Honolulu-based fishing vessel ordered to return to port

HONOLULU — The crew of a Honolulu-based fishing vessel returned to port Saturday, June 20, after its voyage was cut short by law enforcement personnel with the National Oceanic and Atmospheric Administration and U.S. Coast Guard because of allegations of illegal fishing in protected waters of the Papahanaumokuakea Marine National Monument.

An air crew aboard a U.S. Coast Guard C-130 long-range search plane from Air Station Barbers Point twice documented the U.S.-flagged vessel fishing in a “special preservation area” inside the Monument on Monday, June 15.

The air crew spotted the bottom fish vessel at midday and shot video and still photos that show the fishing vessel crew hauling its lines out of the water and abruptly getting underway. The air crew then flew over the horizon out of sight and returned to find the fishing vessel crew had put its lines back in the water and allegedly had resumed fishing.

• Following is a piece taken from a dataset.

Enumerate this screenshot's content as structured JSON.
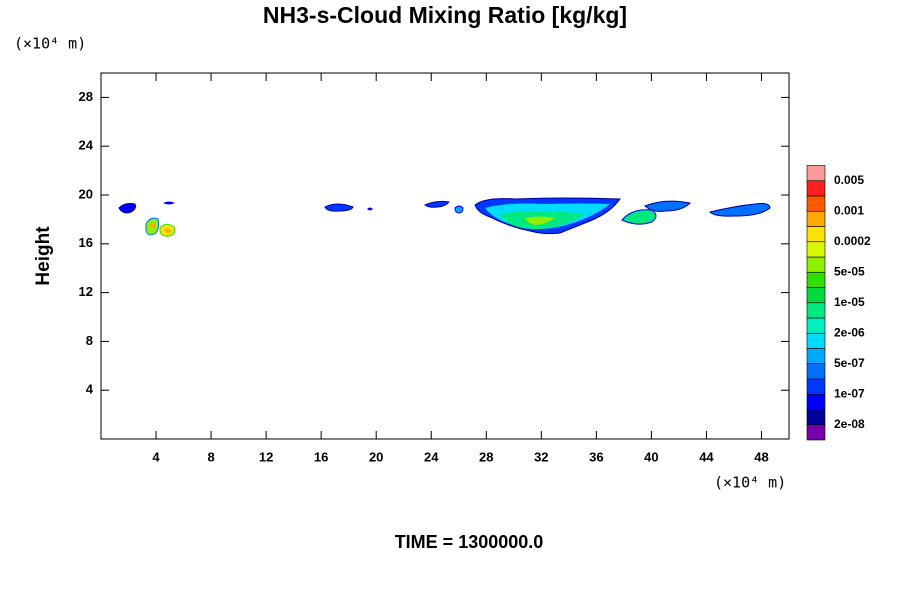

After it was informed by the Coast Guard of the vessel’s activities, NOAA’s Office of Law Enforcement coordinated with the air crew to immediately end the fishing trip and directed the vessel back to Honolulu for boarding and further investigation.

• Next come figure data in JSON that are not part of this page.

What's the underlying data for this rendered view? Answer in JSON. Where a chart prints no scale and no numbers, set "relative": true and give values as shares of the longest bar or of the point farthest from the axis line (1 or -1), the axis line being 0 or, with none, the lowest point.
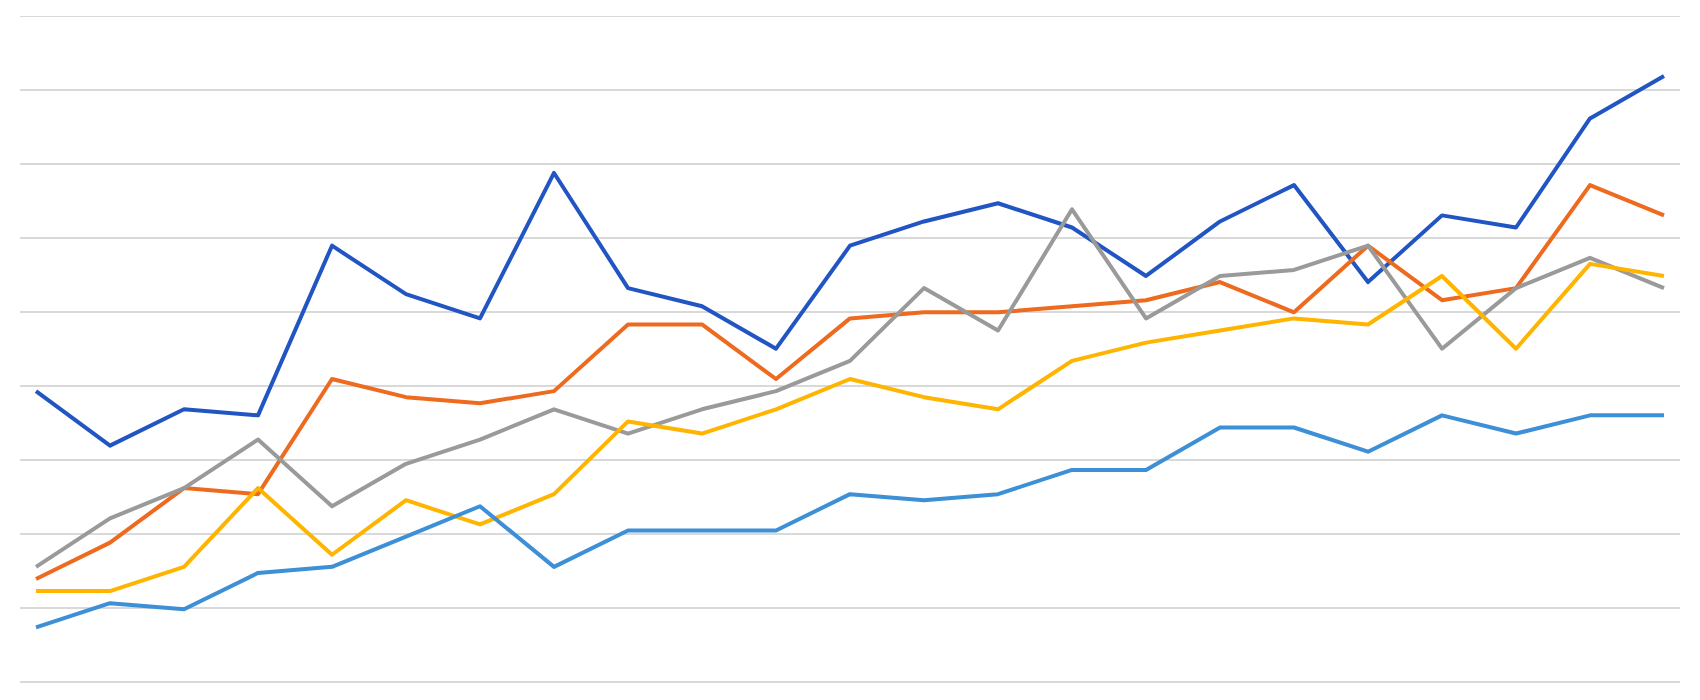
{
  "chart_data": {
    "type": "line",
    "relative": true,
    "grid": "y",
    "legend": false,
    "marker": "none",
    "line_style": "solid",
    "categories": [
      null,
      null,
      null,
      null,
      null,
      null,
      null,
      null,
      null,
      null,
      null,
      null,
      null,
      null,
      null,
      null,
      null,
      null,
      null,
      null,
      null,
      null,
      null
    ],
    "series": [
      {
        "color": "#2255c4",
        "values": [
          0.48,
          0.39,
          0.45,
          0.44,
          0.72,
          0.64,
          0.6,
          0.84,
          0.65,
          0.62,
          0.55,
          0.72,
          0.76,
          0.79,
          0.75,
          0.67,
          0.76,
          0.82,
          0.66,
          0.77,
          0.75,
          0.93,
          1
        ]
      },
      {
        "color": "#ed6a1f",
        "values": [
          0.17,
          0.23,
          0.32,
          0.31,
          0.5,
          0.47,
          0.46,
          0.48,
          0.59,
          0.59,
          0.5,
          0.6,
          0.61,
          0.61,
          0.62,
          0.63,
          0.66,
          0.61,
          0.72,
          0.63,
          0.65,
          0.82,
          0.77
        ]
      },
      {
        "color": "#9a9a9a",
        "values": [
          0.19,
          0.27,
          0.32,
          0.4,
          0.29,
          0.36,
          0.4,
          0.45,
          0.41,
          0.45,
          0.48,
          0.53,
          0.65,
          0.58,
          0.78,
          0.6,
          0.67,
          0.68,
          0.72,
          0.55,
          0.65,
          0.7,
          0.65
        ]
      },
      {
        "color": "#ffb400",
        "values": [
          0.15,
          0.15,
          0.19,
          0.32,
          0.21,
          0.3,
          0.26,
          0.31,
          0.43,
          0.41,
          0.45,
          0.5,
          0.47,
          0.45,
          0.53,
          0.56,
          0.58,
          0.6,
          0.59,
          0.67,
          0.55,
          0.69,
          0.67
        ]
      },
      {
        "color": "#3d8fd6",
        "values": [
          0.09,
          0.13,
          0.12,
          0.18,
          0.19,
          0.24,
          0.29,
          0.19,
          0.25,
          0.25,
          0.25,
          0.31,
          0.3,
          0.31,
          0.35,
          0.35,
          0.42,
          0.42,
          0.38,
          0.44,
          0.41,
          0.44,
          0.44
        ]
      }
    ]
  }
}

The air crew communicated the order with the master of the fishing vessel via VHF marine band radio. The fishing vessel crew arrived in Honolulu Saturday morning after a five-day transit.

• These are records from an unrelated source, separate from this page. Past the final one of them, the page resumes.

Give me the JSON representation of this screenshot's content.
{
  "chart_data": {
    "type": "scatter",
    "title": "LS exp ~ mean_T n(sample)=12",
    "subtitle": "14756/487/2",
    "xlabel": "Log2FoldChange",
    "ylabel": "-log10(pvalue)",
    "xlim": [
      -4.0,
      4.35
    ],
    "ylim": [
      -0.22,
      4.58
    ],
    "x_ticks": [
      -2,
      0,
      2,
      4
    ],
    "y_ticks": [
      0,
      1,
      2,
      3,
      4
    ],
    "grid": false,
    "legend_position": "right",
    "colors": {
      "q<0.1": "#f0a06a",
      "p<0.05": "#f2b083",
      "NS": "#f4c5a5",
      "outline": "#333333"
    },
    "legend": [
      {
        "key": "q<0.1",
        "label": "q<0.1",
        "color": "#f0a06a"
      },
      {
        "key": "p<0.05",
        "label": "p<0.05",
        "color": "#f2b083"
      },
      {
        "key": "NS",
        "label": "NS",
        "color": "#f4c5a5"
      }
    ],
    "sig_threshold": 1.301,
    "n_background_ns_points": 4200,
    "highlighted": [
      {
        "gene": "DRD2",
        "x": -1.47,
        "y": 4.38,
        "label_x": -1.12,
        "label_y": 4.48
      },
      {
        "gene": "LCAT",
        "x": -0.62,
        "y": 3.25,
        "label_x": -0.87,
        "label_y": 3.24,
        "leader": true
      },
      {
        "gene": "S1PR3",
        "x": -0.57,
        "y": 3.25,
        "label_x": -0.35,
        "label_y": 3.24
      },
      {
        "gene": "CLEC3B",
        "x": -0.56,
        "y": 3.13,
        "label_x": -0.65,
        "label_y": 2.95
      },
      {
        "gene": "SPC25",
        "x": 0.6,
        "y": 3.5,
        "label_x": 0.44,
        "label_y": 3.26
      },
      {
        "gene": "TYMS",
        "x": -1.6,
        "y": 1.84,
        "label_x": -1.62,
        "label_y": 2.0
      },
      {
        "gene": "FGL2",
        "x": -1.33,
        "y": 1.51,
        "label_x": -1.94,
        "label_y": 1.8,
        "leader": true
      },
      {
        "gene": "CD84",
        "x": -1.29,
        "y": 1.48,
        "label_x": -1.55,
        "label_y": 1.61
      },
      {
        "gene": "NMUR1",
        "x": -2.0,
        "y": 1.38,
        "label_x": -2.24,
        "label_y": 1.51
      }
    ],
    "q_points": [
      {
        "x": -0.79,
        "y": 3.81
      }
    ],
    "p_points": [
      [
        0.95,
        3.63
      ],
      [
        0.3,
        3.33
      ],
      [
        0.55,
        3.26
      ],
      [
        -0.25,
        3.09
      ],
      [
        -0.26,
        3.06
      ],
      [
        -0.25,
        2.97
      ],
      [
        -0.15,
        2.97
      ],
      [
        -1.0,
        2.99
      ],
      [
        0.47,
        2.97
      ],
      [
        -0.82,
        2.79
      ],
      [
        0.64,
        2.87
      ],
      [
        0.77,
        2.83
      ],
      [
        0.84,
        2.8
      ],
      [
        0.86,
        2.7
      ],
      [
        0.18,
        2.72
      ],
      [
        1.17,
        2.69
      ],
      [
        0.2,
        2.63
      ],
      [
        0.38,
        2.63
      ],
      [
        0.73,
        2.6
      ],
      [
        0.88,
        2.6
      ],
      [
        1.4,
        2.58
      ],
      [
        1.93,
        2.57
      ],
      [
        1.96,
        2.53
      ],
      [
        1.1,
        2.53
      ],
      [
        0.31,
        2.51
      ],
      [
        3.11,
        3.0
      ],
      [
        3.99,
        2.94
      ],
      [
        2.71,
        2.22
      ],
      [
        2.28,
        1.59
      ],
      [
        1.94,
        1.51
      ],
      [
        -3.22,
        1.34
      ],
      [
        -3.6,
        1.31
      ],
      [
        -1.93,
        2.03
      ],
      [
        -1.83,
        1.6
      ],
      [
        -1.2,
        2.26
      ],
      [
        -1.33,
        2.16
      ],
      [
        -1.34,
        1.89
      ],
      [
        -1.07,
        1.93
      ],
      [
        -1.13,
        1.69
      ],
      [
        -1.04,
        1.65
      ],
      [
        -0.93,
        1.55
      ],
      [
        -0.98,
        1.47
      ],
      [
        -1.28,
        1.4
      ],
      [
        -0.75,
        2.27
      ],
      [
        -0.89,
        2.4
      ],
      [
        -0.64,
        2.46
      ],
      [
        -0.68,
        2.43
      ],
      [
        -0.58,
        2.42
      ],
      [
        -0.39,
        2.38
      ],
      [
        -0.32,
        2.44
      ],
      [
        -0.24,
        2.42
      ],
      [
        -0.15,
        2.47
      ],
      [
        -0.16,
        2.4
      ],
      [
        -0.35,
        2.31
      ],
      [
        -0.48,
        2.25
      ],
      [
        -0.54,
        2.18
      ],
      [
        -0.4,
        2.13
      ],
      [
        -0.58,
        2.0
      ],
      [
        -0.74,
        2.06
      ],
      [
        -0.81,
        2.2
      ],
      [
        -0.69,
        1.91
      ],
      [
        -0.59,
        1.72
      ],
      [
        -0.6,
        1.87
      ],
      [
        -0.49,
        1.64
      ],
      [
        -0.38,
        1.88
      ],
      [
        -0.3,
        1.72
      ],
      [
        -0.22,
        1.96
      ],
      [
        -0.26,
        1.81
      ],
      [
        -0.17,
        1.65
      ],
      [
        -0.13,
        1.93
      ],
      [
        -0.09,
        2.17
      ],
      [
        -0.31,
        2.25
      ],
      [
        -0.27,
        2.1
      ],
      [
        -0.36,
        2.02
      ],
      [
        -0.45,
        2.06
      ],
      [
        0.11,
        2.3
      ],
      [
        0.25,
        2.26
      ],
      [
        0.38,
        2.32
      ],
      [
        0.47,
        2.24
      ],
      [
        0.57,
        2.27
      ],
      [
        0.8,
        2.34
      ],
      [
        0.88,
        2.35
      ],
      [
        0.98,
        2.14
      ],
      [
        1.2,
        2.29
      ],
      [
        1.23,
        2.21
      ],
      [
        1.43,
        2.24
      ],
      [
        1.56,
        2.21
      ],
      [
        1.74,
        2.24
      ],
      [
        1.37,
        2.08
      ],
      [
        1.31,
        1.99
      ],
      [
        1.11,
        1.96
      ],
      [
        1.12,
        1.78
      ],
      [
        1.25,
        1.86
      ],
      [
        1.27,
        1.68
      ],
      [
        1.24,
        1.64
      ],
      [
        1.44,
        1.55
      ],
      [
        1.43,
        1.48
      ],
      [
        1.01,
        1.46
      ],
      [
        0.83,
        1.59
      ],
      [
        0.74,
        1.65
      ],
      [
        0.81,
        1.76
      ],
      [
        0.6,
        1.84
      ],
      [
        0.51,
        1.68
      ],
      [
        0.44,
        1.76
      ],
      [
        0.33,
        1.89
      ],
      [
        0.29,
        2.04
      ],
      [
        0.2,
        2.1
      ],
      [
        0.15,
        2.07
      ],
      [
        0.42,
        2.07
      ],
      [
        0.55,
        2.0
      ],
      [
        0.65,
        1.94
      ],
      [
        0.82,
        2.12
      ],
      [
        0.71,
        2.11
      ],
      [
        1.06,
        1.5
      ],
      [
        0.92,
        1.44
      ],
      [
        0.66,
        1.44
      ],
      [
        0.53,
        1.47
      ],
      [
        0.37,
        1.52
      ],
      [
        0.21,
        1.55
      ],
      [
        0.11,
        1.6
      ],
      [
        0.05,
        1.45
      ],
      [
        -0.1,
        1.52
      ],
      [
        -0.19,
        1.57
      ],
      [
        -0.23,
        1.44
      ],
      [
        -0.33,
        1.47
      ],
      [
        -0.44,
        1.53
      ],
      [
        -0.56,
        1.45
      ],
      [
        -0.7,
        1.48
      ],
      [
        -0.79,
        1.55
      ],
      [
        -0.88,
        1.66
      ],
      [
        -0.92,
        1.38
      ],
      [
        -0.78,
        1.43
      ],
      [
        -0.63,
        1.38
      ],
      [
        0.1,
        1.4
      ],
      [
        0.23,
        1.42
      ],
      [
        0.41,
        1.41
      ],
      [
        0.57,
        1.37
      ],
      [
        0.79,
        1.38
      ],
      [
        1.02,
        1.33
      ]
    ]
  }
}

The monument falls within the 14th Coast Guard District’s area of responsibility and is one of the most remote areas of the world. There are approximately 60 U.S. Fish and Wildlife Service (USFWS) personnel and contractors at Midway and a handful of State of Hawaii and USFWS scientists on other small islands, but the Northwestern Hawaiian Islands are mostly uninhabited.

Crews aboard Coast Guard cutters and aircraft conduct routine enforcement and surveillance patrols of the monument while working closely with partner agencies in order to enforce monument regulations and laws.

The Coast Guard is the primary agency responsible for at-sea enforcement of Federal fisheries laws, but we work very closely with our federal and state partners in order to be successful,” said Lt. Cmdr. Jay Caputo, the 14th Coast Guard District’s fisheries enforcement officer.

The monument includes all waters within 50 miles of the islands, reefs and atolls of the Northwestern Hawaiian Islands.

“Our partnerships with NOAA, the Fish and Wildlife Service and the State are paramount in our ability to enforce the laws in the remote waters of Papahanaumokuakea. It is very much a joint effort,” said Caputo.